Norway police to continue interrogation of former Wagner commander
OSLO, Feb 3 (Reuters) - Norwegian police said on Friday they intend to continue to interrogate former Wagner mercenary group commander Andrei Medvedev, who fled from Russia to Norway last month after fighting in the war in Ukraine.
Medvedev, who earlier this week told Reuters he was speaking out to help ensure the perpetrators of crimes are brought to justice, has handed "some digital material" to police, Kripos, Norway's national criminal police service, said in a statement.
The material was being examined, added Kripos. Kripos is the unit of the Norwegian police which has responsibility for investigating war crimes.
Medvedev remains a witness, and is not under any obligation to talk to investigators, Kripos said. Medvedev is not suspected of anything apart from the illegal border crossing.
"Medvedev gives the impression that he wants to continue to say more" about his time with Wagner, police said.

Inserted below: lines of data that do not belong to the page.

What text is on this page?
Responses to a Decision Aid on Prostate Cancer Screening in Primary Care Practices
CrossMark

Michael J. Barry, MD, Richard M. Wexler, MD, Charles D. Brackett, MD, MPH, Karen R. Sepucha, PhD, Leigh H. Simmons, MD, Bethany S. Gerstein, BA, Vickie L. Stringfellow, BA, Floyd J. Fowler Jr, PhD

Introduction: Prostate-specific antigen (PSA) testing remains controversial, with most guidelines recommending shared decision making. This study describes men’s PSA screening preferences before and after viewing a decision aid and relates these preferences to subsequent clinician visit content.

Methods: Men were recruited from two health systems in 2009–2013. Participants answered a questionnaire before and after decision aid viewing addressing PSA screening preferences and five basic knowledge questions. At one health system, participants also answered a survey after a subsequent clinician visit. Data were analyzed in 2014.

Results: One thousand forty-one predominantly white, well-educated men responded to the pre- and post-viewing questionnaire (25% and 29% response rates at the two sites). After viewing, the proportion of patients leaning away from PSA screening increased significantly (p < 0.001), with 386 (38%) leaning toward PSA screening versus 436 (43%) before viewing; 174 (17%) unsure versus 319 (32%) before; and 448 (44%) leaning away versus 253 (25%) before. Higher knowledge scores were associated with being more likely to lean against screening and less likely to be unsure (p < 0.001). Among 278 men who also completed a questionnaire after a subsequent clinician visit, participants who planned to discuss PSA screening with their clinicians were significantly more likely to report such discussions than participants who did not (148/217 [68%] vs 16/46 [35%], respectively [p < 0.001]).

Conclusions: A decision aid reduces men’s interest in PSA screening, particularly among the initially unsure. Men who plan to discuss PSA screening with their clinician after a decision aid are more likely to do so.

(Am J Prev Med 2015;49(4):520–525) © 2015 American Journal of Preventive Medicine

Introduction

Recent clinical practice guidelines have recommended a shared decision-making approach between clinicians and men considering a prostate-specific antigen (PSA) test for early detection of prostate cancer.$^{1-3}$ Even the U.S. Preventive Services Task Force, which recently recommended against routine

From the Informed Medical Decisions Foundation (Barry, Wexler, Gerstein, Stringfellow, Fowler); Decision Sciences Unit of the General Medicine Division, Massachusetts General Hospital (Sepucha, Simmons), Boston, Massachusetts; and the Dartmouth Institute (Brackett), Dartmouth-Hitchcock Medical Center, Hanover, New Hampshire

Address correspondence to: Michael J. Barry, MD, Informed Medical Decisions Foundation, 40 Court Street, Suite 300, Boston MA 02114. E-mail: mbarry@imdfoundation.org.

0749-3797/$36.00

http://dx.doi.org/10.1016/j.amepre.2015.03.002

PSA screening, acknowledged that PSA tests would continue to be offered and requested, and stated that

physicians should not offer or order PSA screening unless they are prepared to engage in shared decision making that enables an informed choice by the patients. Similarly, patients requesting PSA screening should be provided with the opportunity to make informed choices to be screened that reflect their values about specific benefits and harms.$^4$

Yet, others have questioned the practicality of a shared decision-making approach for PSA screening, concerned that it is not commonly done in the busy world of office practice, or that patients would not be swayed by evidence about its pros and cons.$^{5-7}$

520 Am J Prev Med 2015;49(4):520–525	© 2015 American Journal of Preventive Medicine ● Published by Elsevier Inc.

Security arrangements have also been made for Medvedev's safety, "both visible and non-visible" measures, it added, without giving specifics.
Wagner forces have been locked in a bloody battle of attrition against Ukrainian forces in Ukraine's eastern Donetsk region.
During the Reuters interview on Wednesday, Medvedev cited one incident in which he said he witnessed two people who did not want to fight being shot dead in front of newly released convicts who had been enrolled in Wagner.
Asked about other incidents he witnessed, he said he could not comment on them at this stage due the Norwegian police's investigations.
Reuters was not immediately able to verify his assertions.
Wagner has said Medvedev had worked in a "Norwegian unit" of Wagner and had "mistreated prisoners".
"Be careful, he's very dangerous," the group said in an emailed statement to Reuters on Thursday, reiterating previous comments made about Medvedev by Wagner's founder Yevgeny Prigozhin, a close ally of Russian President Vladimir Putin.